As previously mentioned, the problem is we do not completely understand the risk factors for developing colorectal cancer in such a young age. There is definitely the supposition that obesity, diet, lack of physical activity, and genetics are factors, and I am worried about the potential risk caused by HPV infection. If it turns out that they are, in fact, risk factors involved in the development of colorectal cancer in AYAs, we could then selectively target individuals for early screening. But right now, we just don’t know which factors are most important and whether race and ethnicity also play a role. Again, we need more research.

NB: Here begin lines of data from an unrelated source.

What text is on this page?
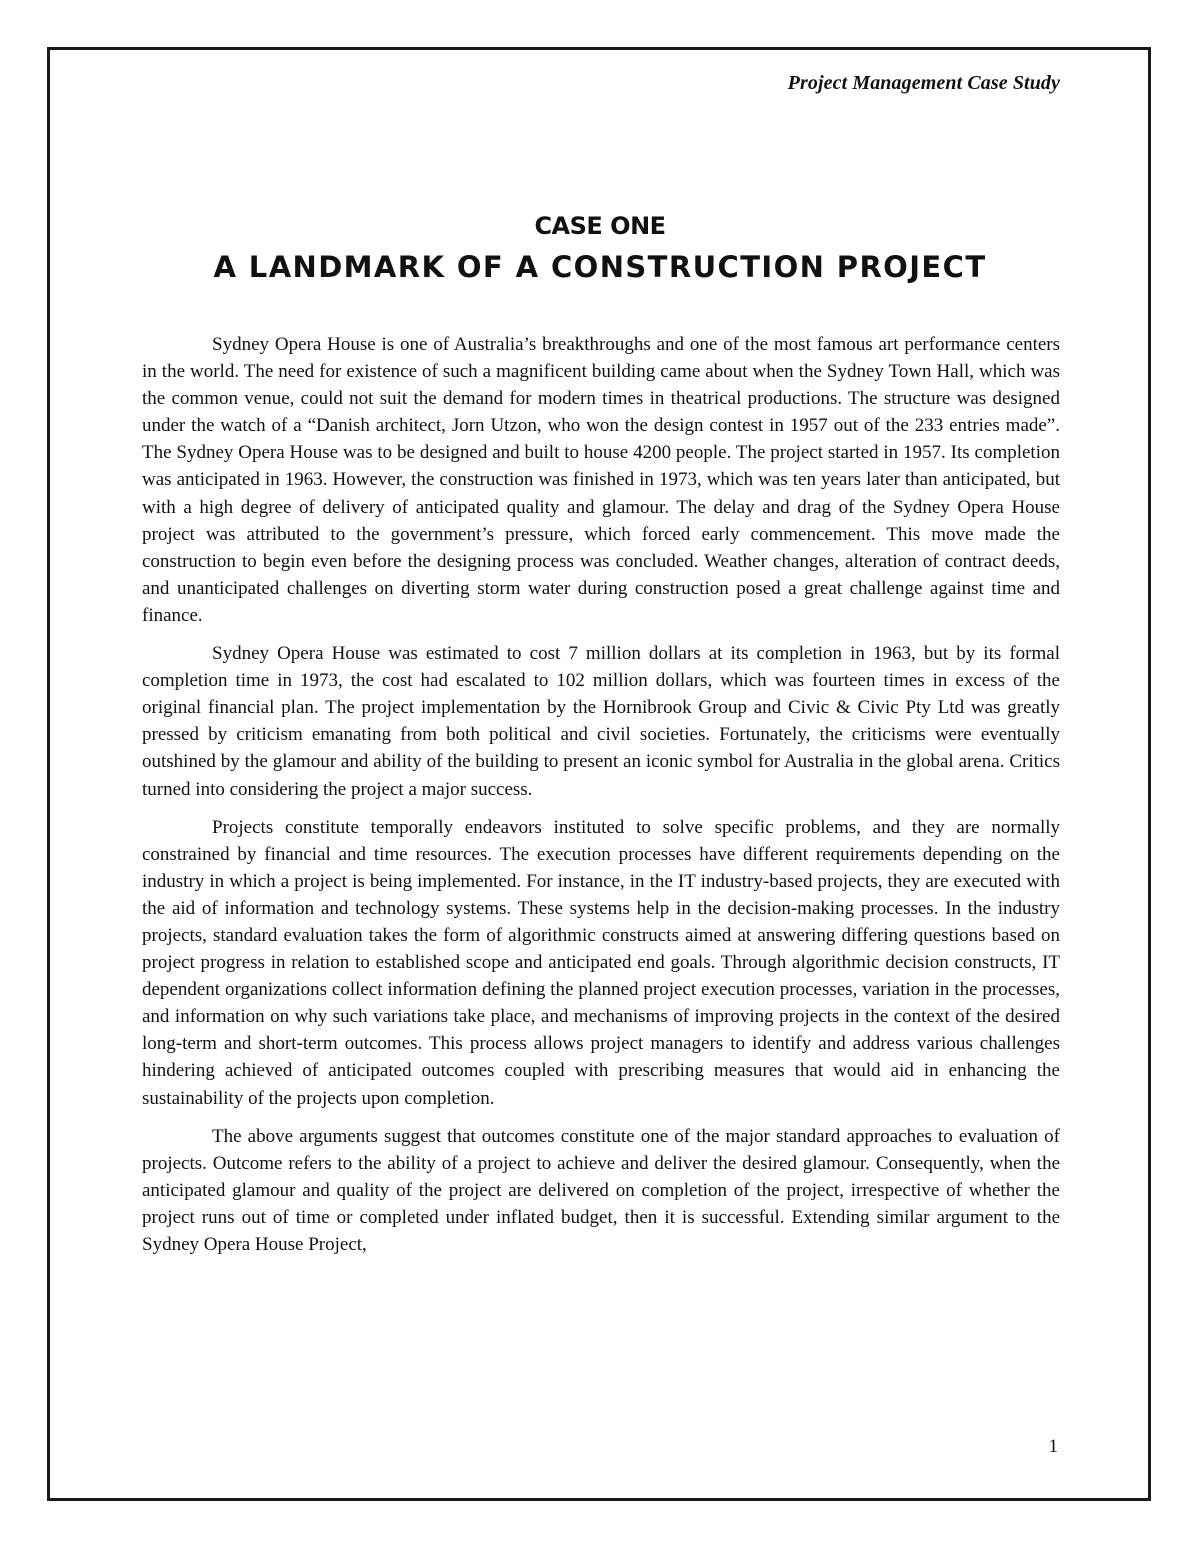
Project Management Case Study
CASE ONE
A LANDMARK OF A CONSTRUCTION PROJECT

Sydney Opera House is one of Australia’s breakthroughs and one of the most famous art performance centers in the world. The need for existence of such a magnificent building came about when the Sydney Town Hall, which was the common venue, could not suit the demand for modern times in theatrical productions. The structure was designed under the watch of a “Danish architect, Jorn Utzon, who won the design contest in 1957 out of the 233 entries made”. The Sydney Opera House was to be designed and built to house 4200 people. The project started in 1957. Its completion was anticipated in 1963. However, the construction was finished in 1973, which was ten years later than anticipated, but with a high degree of delivery of anticipated quality and glamour. The delay and drag of the Sydney Opera House project was attributed to the government’s pressure, which forced early commencement. This move made the construction to begin even before the designing process was concluded. Weather changes, alteration of contract deeds, and unanticipated challenges on diverting storm water during construction posed a great challenge against time and finance.

Sydney Opera House was estimated to cost 7 million dollars at its completion in 1963, but by its formal completion time in 1973, the cost had escalated to 102 million dollars, which was fourteen times in excess of the original financial plan. The project implementation by the Hornibrook Group and Civic & Civic Pty Ltd was greatly pressed by criticism emanating from both political and civil societies. Fortunately, the criticisms were eventually outshined by the glamour and ability of the building to present an iconic symbol for Australia in the global arena. Critics turned into considering the project a major success.

Projects constitute temporally endeavors instituted to solve specific problems, and they are normally constrained by financial and time resources. The execution processes have different requirements depending on the industry in which a project is being implemented. For instance, in the IT industry-based projects, they are executed with the aid of information and technology systems. These systems help in the decision-making processes. In the industry projects, standard evaluation takes the form of algorithmic constructs aimed at answering differing questions based on project progress in relation to established scope and anticipated end goals. Through algorithmic decision constructs, IT dependent organizations collect information defining the planned project execution processes, variation in the processes, and information on why such variations take place, and mechanisms of improving projects in the context of the desired long-term and short-term outcomes. This process allows project managers to identify and address various challenges hindering achieved of anticipated outcomes coupled with prescribing measures that would aid in enhancing the sustainability of the projects upon completion.

The above arguments suggest that outcomes constitute one of the major standard approaches to evaluation of projects. Outcome refers to the ability of a project to achieve and deliver the desired glamour. Consequently, when the anticipated glamour and quality of the project are delivered on completion of the project, irrespective of whether the project runs out of time or completed under inflated budget, then it is successful. Extending similar argument to the Sydney Opera House Project,

1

Investigating the Possibility of HPV-Related Colorectal Cancer
Is there increased interest among scientists in researching the possibility of HPV-related colorectal cancer in AYAs?
I hope there is. We have raised this issue at national cancer meetings and are trying to raise awareness of the issue, but the theoretic link is new, and it is just starting to gain attention. I hope more researchers will start investigating this possibility. We should also investigate whether the HPV vaccine is having an impact in reducing the incidence of distal colorectal cancer.
At the very least, we should step up our efforts to ensure that all adolescents and young adults who have not received the HPV vaccine do so, because we do know it can prevent many other cancers, including cervical, head and neck, and anal. ■
DISCLOSURE: Dr. Bleyer reported no conflicts of interest.
1. Siegel RL, Fedewa SA, Anderson WF, et al: Colorectal cancer incidence patterns in the United States, 1974-2013. J Natl Cancer Inst 109(8):djw322, 2017.
2. Siegel RL, Miller KD, Jemal A: Colorectal cancer mortality rates in adults aged 20 to 54 years in the United States, 1970- 2014. JAMA 318:572-574, 2017.
3. Levine OH, Zbuk KM, Bleyer A: Topographical incidence and survival analysis of gastrointestinal tract cancer in adolescent and young adults compared with older adults in the United States. J Clin Oncol 35(suppl):545, 2017.
4. Damin DC, Ziegelmann PK, Damin AP: Human papillomavirus infection and colorectal cancer risk: A meta-analysis. Colorectal Dis 15:e420-e428, 2013.
5. Smith AW, Seibel NL, Lewis DR, et al: Next steps for adolescent and young adult oncology workshop: An update on progress and recommendations for the future. Cancer 122:988-999, 2016.